As coders, we are seeing more and more documentation of Type 2 NSTEMI. There have been differing opinions on how this should be coded; fortunately, we have some coding guidance to help us now.
What is a Type 2 NSTEMI?
A type 2 NSTEMI is secondary to ischemia from a supply-and-demand mismatch. Something other than coronary artery disease is contributing to this supply-and-demand mismatch. This type of MI is typically marked by non ST elevation. Some of these causes may be respiratory failure, renal failure, COPD, heart failure, severe anemia, hypotension/shock, severe infection, extremely fast or slow heart rate, and hypertension. These are just a few examples.
In diagnosing a Type 2 MI, the patient will have an elevated troponin level (that changes), no clinical features of a typical MI (Type 1), and a clinical condition that is known to increase the oxygen demand or decrease the oxygen supply (see listed above). Treatment for a Type 2 MI consists of treating the underlying cause/condition. Once this is corrected the insult to the heart should improve/resolve.

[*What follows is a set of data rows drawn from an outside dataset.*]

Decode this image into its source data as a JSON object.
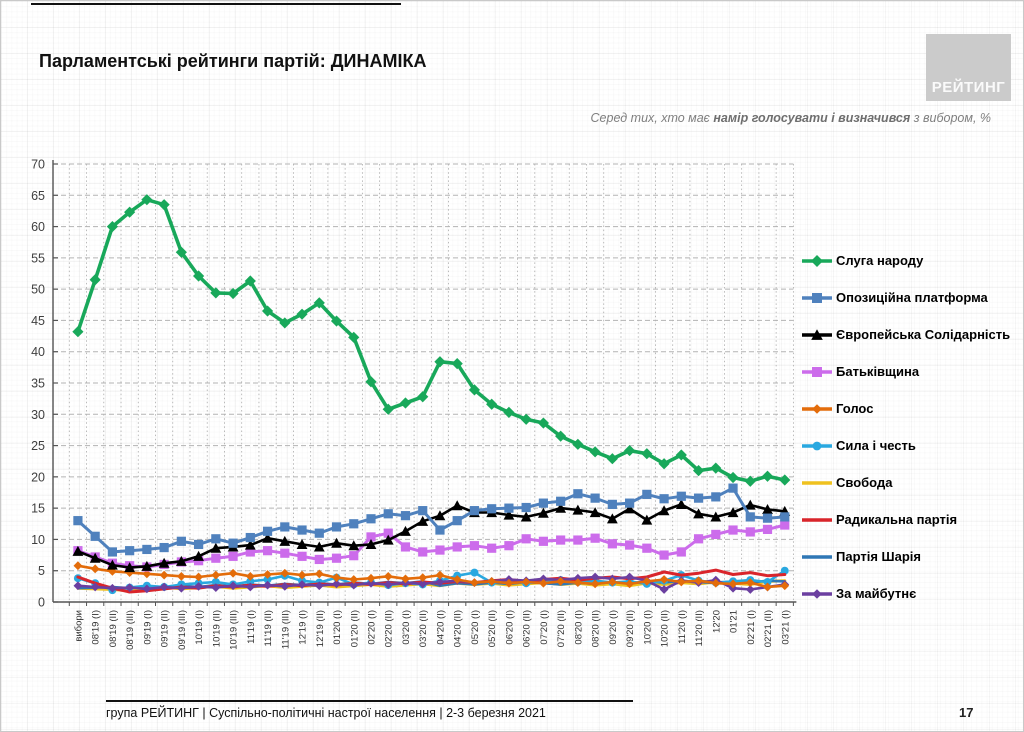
{
  "page": {
    "title": "Парламентські рейтинги партій: ДИНАМІКА",
    "subtitle_prefix": "Серед тих, хто має ",
    "subtitle_bold": "намір голосувати і визначився",
    "subtitle_suffix": " з вибором, %",
    "footer": "група РЕЙТИНГ | Суспільно-політичні настрої населення  | 2-3 березня 2021",
    "page_number": "17",
    "logo_text": "РЕЙТИНГ"
  },
  "chart_data": {
    "type": "line",
    "title": "Парламентські рейтинги партій: ДИНАМІКА",
    "subtitle": "Серед тих, хто має намір голосувати і визначився з вибором, %",
    "xlabel": "",
    "ylabel": "",
    "ylim": [
      0,
      70
    ],
    "y_ticks": [
      0,
      5,
      10,
      15,
      20,
      25,
      30,
      35,
      40,
      45,
      50,
      55,
      60,
      65,
      70
    ],
    "grid": true,
    "legend_position": "right",
    "categories": [
      "вибори",
      "08'19 (I)",
      "08'19 (II)",
      "08'19 (III)",
      "09'19 (I)",
      "09'19 (II)",
      "09'19 (III)",
      "10'19 (I)",
      "10'19 (II)",
      "10'19 (III)",
      "11'19 (I)",
      "11'19 (II)",
      "11'19 (III)",
      "12'19 (I)",
      "12'19 (II)",
      "01'20 (I)",
      "01'20 (II)",
      "02'20 (I)",
      "02'20 (II)",
      "03'20 (I)",
      "03'20 (II)",
      "04'20 (I)",
      "04'20 (II)",
      "05'20 (I)",
      "05'20 (II)",
      "06'20 (I)",
      "06'20 (II)",
      "07'20 (I)",
      "07'20 (II)",
      "08'20 (I)",
      "08'20 (II)",
      "09'20 (I)",
      "09'20 (II)",
      "10'20 (I)",
      "10'20 (II)",
      "11'20 (I)",
      "11'20 (II)",
      "12'20",
      "01'21",
      "02'21 (I)",
      "02'21 (II)",
      "03'21 (I)"
    ],
    "series": [
      {
        "name": "Слуга народу",
        "color": "#18A85A",
        "marker": "diamond",
        "values": [
          43.2,
          51.5,
          60.0,
          62.3,
          64.3,
          63.5,
          55.9,
          52.1,
          49.4,
          49.3,
          51.3,
          46.5,
          44.6,
          46.0,
          47.8,
          44.9,
          42.3,
          35.2,
          30.8,
          31.8,
          32.8,
          38.4,
          38.1,
          33.9,
          31.6,
          30.3,
          29.2,
          28.6,
          26.5,
          25.2,
          24.0,
          22.9,
          24.2,
          23.7,
          22.1,
          23.5,
          21.0,
          21.4,
          19.9,
          19.3,
          20.1,
          19.5
        ]
      },
      {
        "name": "Опозиційна платформа",
        "color": "#4F81BD",
        "marker": "square",
        "values": [
          13.0,
          10.5,
          8.0,
          8.2,
          8.4,
          8.7,
          9.7,
          9.2,
          10.1,
          9.4,
          10.3,
          11.3,
          12.0,
          11.5,
          11.0,
          12.0,
          12.5,
          13.3,
          14.1,
          13.8,
          14.6,
          11.5,
          13.0,
          14.6,
          14.9,
          15.0,
          15.1,
          15.8,
          16.1,
          17.3,
          16.6,
          15.6,
          15.8,
          17.2,
          16.5,
          16.9,
          16.6,
          16.8,
          18.2,
          13.6,
          13.4,
          13.6
        ]
      },
      {
        "name": "Європейська Солідарність",
        "color": "#000000",
        "marker": "triangle",
        "values": [
          8.1,
          7.0,
          5.9,
          5.5,
          5.7,
          6.2,
          6.5,
          7.3,
          8.6,
          8.8,
          9.1,
          10.2,
          9.7,
          9.2,
          8.8,
          9.4,
          9.0,
          9.2,
          9.9,
          11.3,
          12.9,
          13.8,
          15.4,
          14.3,
          14.3,
          13.9,
          13.6,
          14.2,
          15.0,
          14.7,
          14.3,
          13.3,
          14.9,
          13.1,
          14.6,
          15.6,
          14.1,
          13.6,
          14.3,
          15.5,
          14.8,
          14.5
        ]
      },
      {
        "name": "Батьківщина",
        "color": "#CC6CEB",
        "marker": "square",
        "values": [
          8.2,
          7.2,
          6.2,
          5.8,
          5.6,
          6.0,
          6.4,
          6.6,
          7.0,
          7.3,
          8.0,
          8.2,
          7.8,
          7.3,
          6.8,
          7.0,
          7.4,
          10.4,
          11.0,
          8.8,
          8.0,
          8.3,
          8.8,
          9.0,
          8.6,
          9.0,
          10.1,
          9.7,
          9.9,
          9.9,
          10.2,
          9.3,
          9.1,
          8.6,
          7.5,
          8.0,
          10.1,
          10.8,
          11.5,
          11.2,
          11.6,
          12.3
        ]
      },
      {
        "name": "Голос",
        "color": "#E36C0A",
        "marker": "diamond",
        "values": [
          5.8,
          5.3,
          4.9,
          4.7,
          4.5,
          4.3,
          4.1,
          4.0,
          4.3,
          4.6,
          4.1,
          4.4,
          4.6,
          4.3,
          4.5,
          3.9,
          3.6,
          3.8,
          4.1,
          3.7,
          3.9,
          4.3,
          3.6,
          3.1,
          3.3,
          3.0,
          3.2,
          3.0,
          3.3,
          3.1,
          2.9,
          3.2,
          2.9,
          3.3,
          3.6,
          3.2,
          3.4,
          3.0,
          2.9,
          3.1,
          2.4,
          2.6
        ]
      },
      {
        "name": "Сила і честь",
        "color": "#29A8E0",
        "marker": "circle",
        "values": [
          3.8,
          3.0,
          1.9,
          2.3,
          2.6,
          2.4,
          2.8,
          3.0,
          3.2,
          2.8,
          3.3,
          3.6,
          4.2,
          3.4,
          3.1,
          3.9,
          2.8,
          3.1,
          2.7,
          3.0,
          2.8,
          3.4,
          4.2,
          4.7,
          3.1,
          3.3,
          3.0,
          3.3,
          3.5,
          3.2,
          3.4,
          3.1,
          3.3,
          2.9,
          3.4,
          4.3,
          3.4,
          3.1,
          3.3,
          3.5,
          3.2,
          5.0
        ]
      },
      {
        "name": "Свобода",
        "color": "#EFC11E",
        "marker": "none",
        "values": [
          2.2,
          2.1,
          2.0,
          1.8,
          2.2,
          2.4,
          2.1,
          2.3,
          2.5,
          2.2,
          2.4,
          2.6,
          2.3,
          2.5,
          2.7,
          2.4,
          2.6,
          2.8,
          2.5,
          2.7,
          2.9,
          2.6,
          3.0,
          2.8,
          3.0,
          2.7,
          2.9,
          3.1,
          2.8,
          3.0,
          2.7,
          2.9,
          2.6,
          3.0,
          2.8,
          3.1,
          2.9,
          3.2,
          3.0,
          2.8,
          3.3,
          3.4
        ]
      },
      {
        "name": "Радикальна партія",
        "color": "#D9252B",
        "marker": "none",
        "values": [
          4.0,
          3.0,
          2.2,
          1.6,
          1.8,
          2.1,
          2.4,
          2.2,
          2.6,
          2.4,
          2.7,
          2.5,
          2.8,
          2.6,
          2.9,
          2.7,
          3.0,
          2.8,
          3.1,
          2.9,
          3.2,
          3.0,
          3.3,
          3.1,
          3.4,
          3.6,
          3.3,
          3.6,
          3.8,
          3.5,
          3.8,
          4.0,
          3.7,
          4.0,
          4.8,
          4.3,
          4.6,
          5.1,
          4.4,
          4.7,
          4.2,
          4.4
        ]
      },
      {
        "name": "Партія Шарія",
        "color": "#2E77B5",
        "marker": "none",
        "values": [
          2.2,
          2.3,
          2.4,
          2.2,
          2.5,
          2.3,
          2.6,
          2.4,
          2.7,
          2.5,
          2.8,
          2.6,
          2.9,
          2.7,
          3.0,
          2.8,
          3.1,
          2.9,
          3.2,
          3.0,
          3.3,
          2.6,
          3.0,
          2.8,
          3.1,
          2.9,
          3.2,
          3.0,
          2.8,
          3.1,
          2.9,
          3.2,
          3.0,
          3.3,
          3.1,
          3.4,
          3.2,
          3.0,
          3.3,
          3.1,
          3.4,
          3.3
        ]
      },
      {
        "name": "За майбутнє",
        "color": "#6B3FA0",
        "marker": "diamond",
        "values": [
          2.6,
          2.4,
          2.2,
          2.3,
          2.1,
          2.4,
          2.2,
          2.5,
          2.3,
          2.6,
          2.4,
          2.7,
          2.5,
          2.8,
          2.6,
          2.9,
          2.7,
          3.0,
          2.8,
          3.1,
          2.9,
          3.2,
          3.4,
          3.1,
          3.3,
          3.6,
          3.4,
          3.7,
          3.5,
          3.8,
          4.0,
          3.7,
          4.0,
          3.4,
          2.0,
          3.4,
          3.1,
          3.5,
          2.2,
          2.0,
          2.4,
          2.8
        ]
      }
    ]
  }
}
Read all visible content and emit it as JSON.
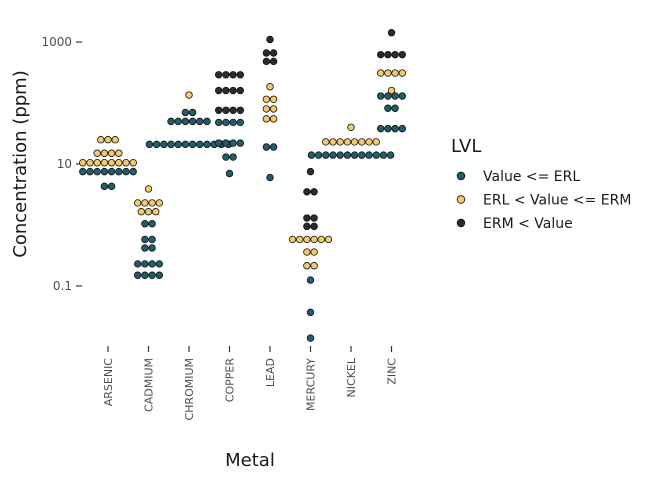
{
  "chart_data": {
    "type": "scatter",
    "subtype": "dotplot",
    "title": "",
    "xlabel": "Metal",
    "ylabel": "Concentration (ppm)",
    "y_scale": "log10",
    "ylim": [
      0.01,
      2000
    ],
    "y_ticks": [
      {
        "value": 0.1,
        "label": "0.1"
      },
      {
        "value": 10,
        "label": "10"
      },
      {
        "value": 1000,
        "label": "1000"
      }
    ],
    "categories": [
      "ARSENIC",
      "CADMIUM",
      "CHROMIUM",
      "COPPER",
      "LEAD",
      "MERCURY",
      "NICKEL",
      "ZINC"
    ],
    "legend": {
      "title": "LVL",
      "position": "right",
      "entries": [
        {
          "key": "low",
          "label": "Value <= ERL",
          "color": "#1f5f6b"
        },
        {
          "key": "mid",
          "label": "ERL < Value <= ERM",
          "color": "#f5c96a"
        },
        {
          "key": "high",
          "label": "ERM < Value",
          "color": "#2b2b2b"
        }
      ]
    },
    "grid": false,
    "series": [
      {
        "name": "ARSENIC",
        "points": [
          {
            "y": 4.3,
            "n": 2,
            "lvl": "low"
          },
          {
            "y": 7.5,
            "n": 8,
            "lvl": "low"
          },
          {
            "y": 10.5,
            "n": 8,
            "lvl": "mid"
          },
          {
            "y": 15,
            "n": 4,
            "lvl": "mid"
          },
          {
            "y": 25,
            "n": 3,
            "lvl": "mid"
          }
        ]
      },
      {
        "name": "CADMIUM",
        "points": [
          {
            "y": 0.15,
            "n": 4,
            "lvl": "low"
          },
          {
            "y": 0.23,
            "n": 4,
            "lvl": "low"
          },
          {
            "y": 0.42,
            "n": 2,
            "lvl": "low"
          },
          {
            "y": 0.58,
            "n": 2,
            "lvl": "low"
          },
          {
            "y": 1.05,
            "n": 2,
            "lvl": "low"
          },
          {
            "y": 1.65,
            "n": 3,
            "lvl": "mid"
          },
          {
            "y": 2.3,
            "n": 4,
            "lvl": "mid"
          },
          {
            "y": 3.9,
            "n": 1,
            "lvl": "mid"
          }
        ]
      },
      {
        "name": "CHROMIUM",
        "points": [
          {
            "y": 21,
            "n": 12,
            "lvl": "low"
          },
          {
            "y": 50,
            "n": 6,
            "lvl": "low"
          },
          {
            "y": 70,
            "n": 2,
            "lvl": "low"
          },
          {
            "y": 135,
            "n": 1,
            "lvl": "mid"
          }
        ]
      },
      {
        "name": "COPPER",
        "points": [
          {
            "y": 7,
            "n": 1,
            "lvl": "low"
          },
          {
            "y": 13,
            "n": 2,
            "lvl": "low"
          },
          {
            "y": 22,
            "n": 4,
            "lvl": "low"
          },
          {
            "y": 48,
            "n": 4,
            "lvl": "low"
          },
          {
            "y": 76,
            "n": 4,
            "lvl": "high"
          },
          {
            "y": 160,
            "n": 4,
            "lvl": "high"
          },
          {
            "y": 290,
            "n": 4,
            "lvl": "high"
          }
        ]
      },
      {
        "name": "LEAD",
        "points": [
          {
            "y": 6,
            "n": 1,
            "lvl": "low"
          },
          {
            "y": 19,
            "n": 2,
            "lvl": "low"
          },
          {
            "y": 55,
            "n": 2,
            "lvl": "mid"
          },
          {
            "y": 80,
            "n": 2,
            "lvl": "mid"
          },
          {
            "y": 115,
            "n": 2,
            "lvl": "mid"
          },
          {
            "y": 185,
            "n": 1,
            "lvl": "mid"
          },
          {
            "y": 480,
            "n": 2,
            "lvl": "high"
          },
          {
            "y": 660,
            "n": 2,
            "lvl": "high"
          },
          {
            "y": 1100,
            "n": 1,
            "lvl": "high"
          }
        ]
      },
      {
        "name": "MERCURY",
        "points": [
          {
            "y": 0.014,
            "n": 1,
            "lvl": "low"
          },
          {
            "y": 0.037,
            "n": 1,
            "lvl": "low"
          },
          {
            "y": 0.125,
            "n": 1,
            "lvl": "low"
          },
          {
            "y": 0.215,
            "n": 2,
            "lvl": "mid"
          },
          {
            "y": 0.36,
            "n": 2,
            "lvl": "mid"
          },
          {
            "y": 0.58,
            "n": 6,
            "lvl": "mid"
          },
          {
            "y": 0.95,
            "n": 2,
            "lvl": "high"
          },
          {
            "y": 1.3,
            "n": 2,
            "lvl": "high"
          },
          {
            "y": 3.5,
            "n": 2,
            "lvl": "high"
          },
          {
            "y": 7.5,
            "n": 1,
            "lvl": "high"
          }
        ]
      },
      {
        "name": "NICKEL",
        "points": [
          {
            "y": 14,
            "n": 12,
            "lvl": "low"
          },
          {
            "y": 23,
            "n": 8,
            "lvl": "mid"
          },
          {
            "y": 40,
            "n": 1,
            "lvl": "mid"
          }
        ]
      },
      {
        "name": "ZINC",
        "points": [
          {
            "y": 38,
            "n": 4,
            "lvl": "low"
          },
          {
            "y": 82,
            "n": 2,
            "lvl": "low"
          },
          {
            "y": 130,
            "n": 4,
            "lvl": "low"
          },
          {
            "y": 160,
            "n": 1,
            "lvl": "mid"
          },
          {
            "y": 310,
            "n": 4,
            "lvl": "mid"
          },
          {
            "y": 620,
            "n": 4,
            "lvl": "high"
          },
          {
            "y": 1420,
            "n": 1,
            "lvl": "high"
          }
        ]
      }
    ]
  }
}
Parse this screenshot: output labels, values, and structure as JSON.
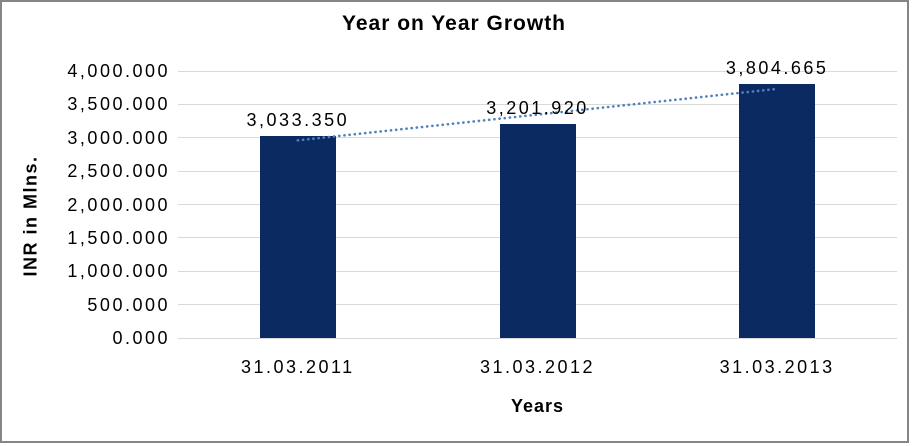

Beginning FY2018 on October 1, 2017, a new code is available for MI Type 2 or MI due to demand ischemia I21.A1, Myocardial infarction type 2. In addition, other new codes are available for MI Types 3, 4a-c, and 5, I21.A9, Other myocardial infarction type.
Myocardial injury not resulting from ischemia is not coded the same as a type 2 NSTEMI. These non-ischemic myocardial injuries are reported with code I5A. This new code allows distinction between non-ischemic myocardial injuries versus ischemic MI’s. Sequence first the underlying condition when reporting I5A.
The information contained in this coding advice is valid at the time of posting. Viewers are encouraged to research subsequent official guidance in the areas associated with the topic as they can change rapidly.